Домой, на мотоциклетке, ее часто провожал летчик-испытатель Антуан Робин. Приходил на курсы, по собственному признанию, чтобы познакомиться с симпатичными русскими барышнями и поупражняться лишний раз в «diablement diффicile» (дьявольски трудном) русском языке. Прибыл по приглашению хозяина «Анатры» — кружным путем, минуя линию фронта — из союзной Франции, инструктировал молодых пилотов, улетавших с заводского полигона на фронт на выпускавшихся филиалом Одесского завода скоростных «Ньюпорах-17».
— Имеется у вас, э-э… рыцарь, мадемуазель? — оборачивался к ней в коляску (кожаная куртка, шлем, широкие очки). — Почему вы его зарываете?
— «Прячете», Робин.
— Как?
— «Прячете».
— Прячь-ти-те.
— Не прячу, — она закрывалась платком от пыли. — У меня его попросту нет.
— Je ne crois pas! (Не верю!)
— Helas il est dons. (Увы, это так.)
По возвращении в Симферополь ее ожидало страшное известие: погиб Алексис. Утонул во время шторма, рыбача с отцом: фелюга перевернулась, тел ни того ни другого не нашли. Поведал о случившемся дядя, когда она заглянула, проходя мимо, в знакомую мастерскую. Глянул, узнав, развел горестно руками.
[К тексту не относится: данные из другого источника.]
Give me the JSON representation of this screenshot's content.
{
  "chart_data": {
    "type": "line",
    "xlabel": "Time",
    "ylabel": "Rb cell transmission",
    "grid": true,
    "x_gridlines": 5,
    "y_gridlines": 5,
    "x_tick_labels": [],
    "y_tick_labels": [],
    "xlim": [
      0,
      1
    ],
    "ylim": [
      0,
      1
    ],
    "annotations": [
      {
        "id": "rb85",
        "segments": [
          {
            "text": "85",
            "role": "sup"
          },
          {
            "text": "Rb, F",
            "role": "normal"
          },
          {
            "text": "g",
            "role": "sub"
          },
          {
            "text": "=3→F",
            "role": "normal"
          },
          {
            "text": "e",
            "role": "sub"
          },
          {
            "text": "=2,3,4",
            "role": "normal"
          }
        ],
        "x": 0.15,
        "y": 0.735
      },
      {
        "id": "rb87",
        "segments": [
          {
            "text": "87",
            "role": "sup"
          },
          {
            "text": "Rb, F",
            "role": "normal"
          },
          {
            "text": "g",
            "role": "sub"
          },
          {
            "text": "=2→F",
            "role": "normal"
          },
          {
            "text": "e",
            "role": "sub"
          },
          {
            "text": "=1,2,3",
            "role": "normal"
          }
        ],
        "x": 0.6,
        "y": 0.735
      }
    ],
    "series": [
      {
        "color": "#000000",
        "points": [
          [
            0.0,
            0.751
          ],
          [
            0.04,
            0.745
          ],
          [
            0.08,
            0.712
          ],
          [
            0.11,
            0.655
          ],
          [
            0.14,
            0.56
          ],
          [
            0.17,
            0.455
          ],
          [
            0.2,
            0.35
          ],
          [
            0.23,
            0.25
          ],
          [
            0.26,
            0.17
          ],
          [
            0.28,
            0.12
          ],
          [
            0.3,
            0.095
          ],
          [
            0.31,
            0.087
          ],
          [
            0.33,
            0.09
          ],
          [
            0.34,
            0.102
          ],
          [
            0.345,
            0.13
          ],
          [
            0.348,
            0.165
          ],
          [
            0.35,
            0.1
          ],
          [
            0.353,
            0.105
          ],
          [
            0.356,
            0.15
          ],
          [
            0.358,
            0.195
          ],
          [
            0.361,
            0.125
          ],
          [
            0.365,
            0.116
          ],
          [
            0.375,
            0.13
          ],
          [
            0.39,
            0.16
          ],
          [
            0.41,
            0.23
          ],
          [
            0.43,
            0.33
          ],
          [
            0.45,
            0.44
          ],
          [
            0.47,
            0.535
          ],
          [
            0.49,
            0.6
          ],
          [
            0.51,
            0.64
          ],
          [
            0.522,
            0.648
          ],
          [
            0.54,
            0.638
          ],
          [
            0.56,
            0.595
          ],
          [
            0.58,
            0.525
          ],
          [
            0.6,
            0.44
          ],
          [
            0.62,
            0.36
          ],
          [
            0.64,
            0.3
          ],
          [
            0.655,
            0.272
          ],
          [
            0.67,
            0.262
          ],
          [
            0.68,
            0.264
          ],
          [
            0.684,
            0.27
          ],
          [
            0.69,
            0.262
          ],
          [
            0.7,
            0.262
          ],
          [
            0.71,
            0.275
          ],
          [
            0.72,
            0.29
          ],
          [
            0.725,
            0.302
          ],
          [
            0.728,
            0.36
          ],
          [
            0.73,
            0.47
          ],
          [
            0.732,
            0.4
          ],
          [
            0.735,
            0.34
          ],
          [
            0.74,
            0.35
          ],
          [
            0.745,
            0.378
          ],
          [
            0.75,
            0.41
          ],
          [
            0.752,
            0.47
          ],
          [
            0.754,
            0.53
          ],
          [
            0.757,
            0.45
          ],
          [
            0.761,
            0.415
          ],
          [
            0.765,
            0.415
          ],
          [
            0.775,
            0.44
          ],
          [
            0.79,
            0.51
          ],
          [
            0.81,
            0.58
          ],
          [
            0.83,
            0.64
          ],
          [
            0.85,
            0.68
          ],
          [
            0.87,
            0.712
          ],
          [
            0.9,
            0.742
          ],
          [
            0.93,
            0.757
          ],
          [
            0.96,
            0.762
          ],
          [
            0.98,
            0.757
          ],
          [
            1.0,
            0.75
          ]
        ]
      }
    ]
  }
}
Пошел, рассказывая о бедствии, в угол, снял со стены фотографию в бумажной рамке: она с Алексисом на набережной, смеются в объектив. Сфотографировались перед тем, как идти в театр, на «Укрощение строптивой.
— Оставьте себе, — зачем-то сказала она, — у меня такая есть…
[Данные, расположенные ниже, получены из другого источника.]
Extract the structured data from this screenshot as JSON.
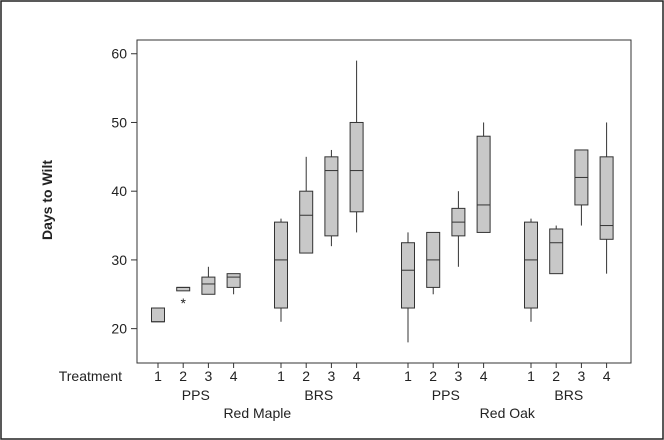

Шла, опустив голову, по набережной, вспоминала чудного влюбленного мальчика, звавшего ее замуж. Отказала в ласке, сберегала себя — ради кого, господи? Животного, неисправимого бандита! Вырвала, слава богу, с корнем проклятый гнойник, вычеркнула из памяти. Кончено! Навсегда!
Жилось в бытовом отношении в Симферополе терпимо. Оклад — сто пятьдесят рублей, бесплатные дрова, продуктовый паек. Купайся в море, загорай, ешь фрукты. Если бы не тревожные мысли по поводу будущего. Что происходит в стране, отчего так слаба власть на местах? Здесь, в городе, в целом по Таврической губернии?
Обстановка в Крыму была неопределенной, запутанной. Кто с кем, кто против кого? — понять невозможно. Партии с труднопроизносимыми названиями, группы, движения, объединения. Эсеровско-кадетский городской комитетет самоуправления, Крымско-татарская «Национальная партия», Таврический губернский комитет большевиков, Социалистический союз рабочей молодежи. У всех собственные платформы, воинственные программы. Сегодня союзники, завтра враги, послезавтра снова вместе. К Временному правительству в Петрограде никто всерьез не относится — тянут одеяло на себя. Читала вечерами в свежем номере «Южных ведомостей»:«Власть в губернии формально в руках комиссара Временного правительства, фактически же строй у нас анархический. Каждый город, каждая деревня управляется своим комитетом, вернее же почти не управляется, а живет остатками старого привычного порядка. Симферополь имеет внешний вид Петербурга в первый период революции: улицы сорны и грязны, покрыты бумажками и шелухой подсолнухов, которые в несметных количествах лузгают разнузданные солдаты, с утра до вечера лениво бродящие по улицам со своими дамами. Преступность растет не по дням, а по часам, а милиционеры, заменившие старых полицейских, не способны с нею бороться».